In 2018, RFE/RL quoted Kanev,"There are a load of my investigations that have angered certain high-ranking officials."

Also Crimerussia.com state that: "Media sources have already reported that a provocation is being prepared against one of the journalists that investigated into the Skripals’ poisoners, aimed at accusing him of organizing an act of terrorism against the country president. The owner of the Center for Investigation Management Khodorkovsky also said this, noting that one of the Center’s employees had to leave Russia. According to Ekho Moskvy, Kanev was afraid of being charged by the Russian authorities in revenge for carrying out a journalistic investigation."

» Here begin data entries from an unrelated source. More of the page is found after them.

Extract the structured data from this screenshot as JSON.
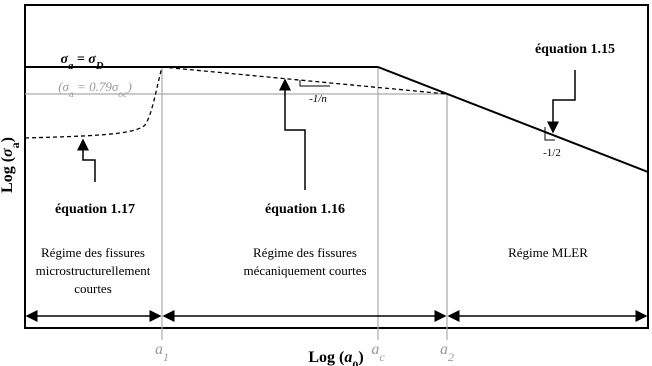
{
  "curve_labels": {
    "endurance": [
      {
        "text": "σ"
      },
      {
        "text": "a",
        "sub": true
      },
      {
        "text": " = σ"
      },
      {
        "text": "D",
        "sub": true
      }
    ],
    "threshold": [
      {
        "text": "(σ"
      },
      {
        "text": "a",
        "sub": true
      },
      {
        "text": " = 0.79σ"
      },
      {
        "text": "oc",
        "sub": true
      },
      {
        "text": ")"
      }
    ],
    "slope_n": "-1/n",
    "slope_half": "-1/2"
  },
  "equations": {
    "eq15": "équation 1.15",
    "eq17": "équation 1.17",
    "eq16": "équation 1.16"
  },
  "regions": [
    {
      "lines": [
        "Régime des fissures",
        "microstructurellement",
        "courtes"
      ]
    },
    {
      "lines": [
        "Régime des fissures",
        "mécaniquement courtes"
      ]
    },
    {
      "lines": [
        "Régime MLER"
      ]
    }
  ],
  "axes": {
    "y_label": [
      {
        "text": "Log ("
      },
      {
        "text": "σ",
        "it": true
      },
      {
        "text": "a",
        "sub": true
      },
      {
        "text": ")"
      }
    ],
    "x_label": [
      {
        "text": "Log ("
      },
      {
        "text": "a",
        "it": true
      },
      {
        "text": "0",
        "sub": true
      },
      {
        "text": ")"
      }
    ],
    "x_ticks": [
      [
        {
          "text": "a"
        },
        {
          "text": "1",
          "sub": true
        }
      ],
      [
        {
          "text": "a"
        },
        {
          "text": "c",
          "sub": true
        }
      ],
      [
        {
          "text": "a"
        },
        {
          "text": "2",
          "sub": true
        }
      ]
    ]
  }
}
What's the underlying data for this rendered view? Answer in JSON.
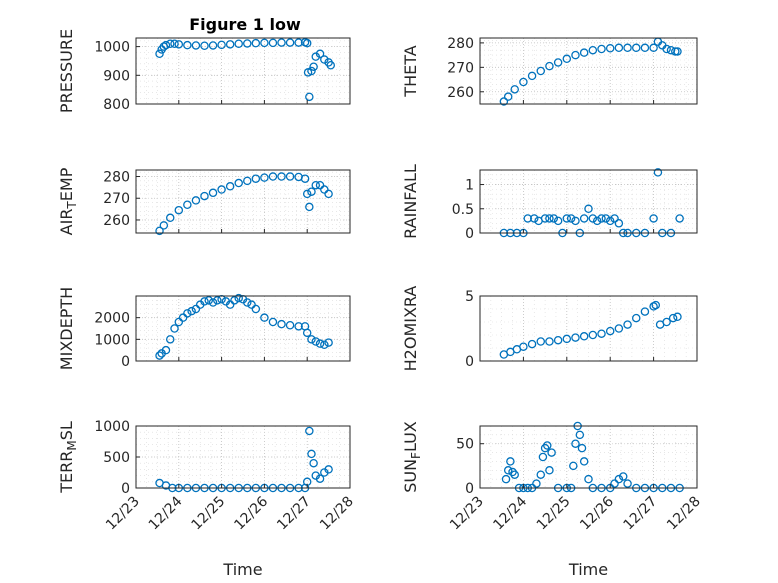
{
  "figure": {
    "title": "Figure 1 low"
  },
  "chart_data": [
    {
      "type": "scatter",
      "ylabel": "PRESSURE",
      "xlabel": "",
      "xlim": [
        0,
        5
      ],
      "ylim": [
        800,
        1030
      ],
      "yticks": [
        800,
        900,
        1000
      ],
      "xticks": [
        0,
        1,
        2,
        3,
        4,
        5
      ],
      "xticklabels": [],
      "marker_color": "#0072BD",
      "grid": true,
      "x": [
        0.55,
        0.6,
        0.65,
        0.7,
        0.8,
        0.9,
        1.0,
        1.2,
        1.4,
        1.6,
        1.8,
        2.0,
        2.2,
        2.4,
        2.6,
        2.8,
        3.0,
        3.2,
        3.4,
        3.6,
        3.8,
        3.95,
        4.0,
        4.02,
        4.05,
        4.1,
        4.15,
        4.2,
        4.3,
        4.4,
        4.5,
        4.55
      ],
      "y": [
        975,
        990,
        1000,
        1005,
        1010,
        1010,
        1008,
        1005,
        1004,
        1003,
        1004,
        1006,
        1008,
        1010,
        1011,
        1012,
        1013,
        1013,
        1014,
        1014,
        1014,
        1015,
        1012,
        910,
        825,
        915,
        930,
        965,
        975,
        955,
        945,
        935
      ]
    },
    {
      "type": "scatter",
      "ylabel": "THETA",
      "xlabel": "",
      "xlim": [
        0,
        5
      ],
      "ylim": [
        255,
        282
      ],
      "yticks": [
        260,
        270,
        280
      ],
      "xticks": [
        0,
        1,
        2,
        3,
        4,
        5
      ],
      "xticklabels": [],
      "marker_color": "#0072BD",
      "grid": true,
      "x": [
        0.55,
        0.65,
        0.8,
        1.0,
        1.2,
        1.4,
        1.6,
        1.8,
        2.0,
        2.2,
        2.4,
        2.6,
        2.8,
        3.0,
        3.2,
        3.4,
        3.6,
        3.8,
        4.0,
        4.1,
        4.2,
        4.3,
        4.4,
        4.5,
        4.55
      ],
      "y": [
        256,
        258,
        261,
        264,
        266.5,
        268.5,
        270.5,
        272,
        273.5,
        275,
        276,
        277,
        277.5,
        277.8,
        278,
        278,
        278,
        278,
        278,
        280.5,
        279,
        277.5,
        277,
        276.5,
        276.5
      ]
    },
    {
      "type": "scatter",
      "ylabel": "AIR_TEMP",
      "xlabel": "",
      "xlim": [
        0,
        5
      ],
      "ylim": [
        254,
        283
      ],
      "yticks": [
        260,
        270,
        280
      ],
      "xticks": [
        0,
        1,
        2,
        3,
        4,
        5
      ],
      "xticklabels": [],
      "marker_color": "#0072BD",
      "grid": true,
      "x": [
        0.55,
        0.65,
        0.8,
        1.0,
        1.2,
        1.4,
        1.6,
        1.8,
        2.0,
        2.2,
        2.4,
        2.6,
        2.8,
        3.0,
        3.2,
        3.4,
        3.6,
        3.8,
        3.95,
        4.0,
        4.05,
        4.1,
        4.2,
        4.3,
        4.4,
        4.5
      ],
      "y": [
        255,
        257.5,
        261,
        264.5,
        267,
        269,
        271,
        272.5,
        274,
        275.5,
        277,
        278,
        279,
        279.5,
        280,
        280,
        280,
        279.8,
        279,
        272,
        266,
        273,
        276,
        276,
        274,
        272
      ]
    },
    {
      "type": "scatter",
      "ylabel": "RAINFALL",
      "xlabel": "",
      "xlim": [
        0,
        5
      ],
      "ylim": [
        0,
        1.3
      ],
      "yticks": [
        0,
        0.5,
        1
      ],
      "yticklabels": [
        "0",
        "0.5",
        "1"
      ],
      "xticks": [
        0,
        1,
        2,
        3,
        4,
        5
      ],
      "xticklabels": [],
      "marker_color": "#0072BD",
      "grid": true,
      "x": [
        0.55,
        0.7,
        0.85,
        1.0,
        1.1,
        1.25,
        1.35,
        1.5,
        1.6,
        1.7,
        1.8,
        1.9,
        2.0,
        2.1,
        2.2,
        2.3,
        2.4,
        2.5,
        2.6,
        2.7,
        2.8,
        2.9,
        3.0,
        3.1,
        3.2,
        3.3,
        3.4,
        3.6,
        3.8,
        4.0,
        4.1,
        4.2,
        4.4,
        4.6
      ],
      "y": [
        0,
        0,
        0,
        0,
        0.3,
        0.3,
        0.25,
        0.3,
        0.3,
        0.3,
        0.25,
        0,
        0.3,
        0.3,
        0.25,
        0,
        0.3,
        0.5,
        0.3,
        0.25,
        0.3,
        0.3,
        0.25,
        0.3,
        0.2,
        0,
        0,
        0,
        0,
        0.3,
        1.25,
        0,
        0,
        0.3
      ]
    },
    {
      "type": "scatter",
      "ylabel": "MIXDEPTH",
      "xlabel": "",
      "xlim": [
        0,
        5
      ],
      "ylim": [
        0,
        3000
      ],
      "yticks": [
        0,
        1000,
        2000
      ],
      "xticks": [
        0,
        1,
        2,
        3,
        4,
        5
      ],
      "xticklabels": [],
      "marker_color": "#0072BD",
      "grid": true,
      "x": [
        0.55,
        0.6,
        0.7,
        0.8,
        0.9,
        1.0,
        1.1,
        1.2,
        1.3,
        1.4,
        1.5,
        1.6,
        1.7,
        1.8,
        1.9,
        2.0,
        2.1,
        2.2,
        2.3,
        2.4,
        2.5,
        2.6,
        2.7,
        2.8,
        3.0,
        3.2,
        3.4,
        3.6,
        3.8,
        3.95,
        4.0,
        4.1,
        4.2,
        4.3,
        4.4,
        4.5
      ],
      "y": [
        250,
        350,
        500,
        1000,
        1500,
        1800,
        2000,
        2200,
        2300,
        2400,
        2600,
        2750,
        2800,
        2700,
        2800,
        2850,
        2750,
        2600,
        2800,
        2900,
        2850,
        2700,
        2600,
        2400,
        2000,
        1800,
        1700,
        1650,
        1600,
        1600,
        1300,
        1000,
        900,
        800,
        750,
        850
      ]
    },
    {
      "type": "scatter",
      "ylabel": "H2OMIXRA",
      "xlabel": "",
      "xlim": [
        0,
        5
      ],
      "ylim": [
        0,
        5
      ],
      "yticks": [
        0,
        5
      ],
      "xticks": [
        0,
        1,
        2,
        3,
        4,
        5
      ],
      "xticklabels": [],
      "marker_color": "#0072BD",
      "grid": true,
      "x": [
        0.55,
        0.7,
        0.85,
        1.0,
        1.2,
        1.4,
        1.6,
        1.8,
        2.0,
        2.2,
        2.4,
        2.6,
        2.8,
        3.0,
        3.2,
        3.4,
        3.6,
        3.8,
        4.0,
        4.05,
        4.15,
        4.3,
        4.45,
        4.55
      ],
      "y": [
        0.5,
        0.7,
        0.9,
        1.1,
        1.3,
        1.5,
        1.5,
        1.6,
        1.7,
        1.8,
        1.9,
        2.0,
        2.1,
        2.3,
        2.5,
        2.8,
        3.3,
        3.8,
        4.2,
        4.3,
        2.8,
        3.0,
        3.3,
        3.4
      ]
    },
    {
      "type": "scatter",
      "ylabel": "TERR_MSL",
      "xlabel": "Time",
      "xlim": [
        0,
        5
      ],
      "ylim": [
        0,
        1000
      ],
      "yticks": [
        0,
        500,
        1000
      ],
      "xticks": [
        0,
        1,
        2,
        3,
        4,
        5
      ],
      "xticklabels": [
        "12/23",
        "12/24",
        "12/25",
        "12/26",
        "12/27",
        "12/28"
      ],
      "marker_color": "#0072BD",
      "grid": true,
      "x": [
        0.55,
        0.7,
        0.85,
        1.0,
        1.2,
        1.4,
        1.6,
        1.8,
        2.0,
        2.2,
        2.4,
        2.6,
        2.8,
        3.0,
        3.2,
        3.4,
        3.6,
        3.8,
        3.95,
        4.0,
        4.05,
        4.1,
        4.15,
        4.2,
        4.3,
        4.4,
        4.5
      ],
      "y": [
        80,
        40,
        0,
        0,
        0,
        0,
        0,
        0,
        0,
        0,
        0,
        0,
        0,
        0,
        0,
        0,
        0,
        0,
        0,
        100,
        920,
        550,
        400,
        200,
        150,
        250,
        300
      ]
    },
    {
      "type": "scatter",
      "ylabel": "SUN_FLUX",
      "xlabel": "Time",
      "xlim": [
        0,
        5
      ],
      "ylim": [
        0,
        70
      ],
      "yticks": [
        0,
        50
      ],
      "xticks": [
        0,
        1,
        2,
        3,
        4,
        5
      ],
      "xticklabels": [
        "12/23",
        "12/24",
        "12/25",
        "12/26",
        "12/27",
        "12/28"
      ],
      "marker_color": "#0072BD",
      "grid": true,
      "x": [
        0.6,
        0.65,
        0.7,
        0.75,
        0.8,
        0.9,
        1.0,
        1.1,
        1.2,
        1.3,
        1.4,
        1.45,
        1.5,
        1.55,
        1.6,
        1.65,
        1.8,
        2.0,
        2.1,
        2.15,
        2.2,
        2.25,
        2.3,
        2.35,
        2.4,
        2.5,
        2.6,
        2.8,
        3.0,
        3.1,
        3.2,
        3.3,
        3.4,
        3.6,
        3.8,
        4.0,
        4.2,
        4.4,
        4.6
      ],
      "y": [
        10,
        20,
        30,
        18,
        15,
        0,
        0,
        0,
        0,
        5,
        15,
        35,
        45,
        48,
        20,
        40,
        0,
        0,
        0,
        25,
        50,
        70,
        60,
        45,
        30,
        10,
        0,
        0,
        0,
        5,
        10,
        13,
        5,
        0,
        0,
        0,
        0,
        0,
        0
      ]
    }
  ]
}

In September 2018 Kanev left the country fearing possible prosecution for his work. Allegedly, Kanev is now in the Baltics.

==Awards==
Kanev was honored by the Russian Ministry of Interior in 2001 for the detention of a criminal. He received an award in 2009 from the Artem Borovik Foundation. In 2010, he was awarded a commemorative medal by the Union of Journalists of the Russian Federation.

==Personal life==
Kanev's own life has been visited by tragedy. His wife died in 2006. Their son, Ivan, 25, died 8 March 2011 from apparent tropicamide abuse. Their daughter, Katya, 23, died 40 days later, 23 of April 2011 after being struck by her boyfriend.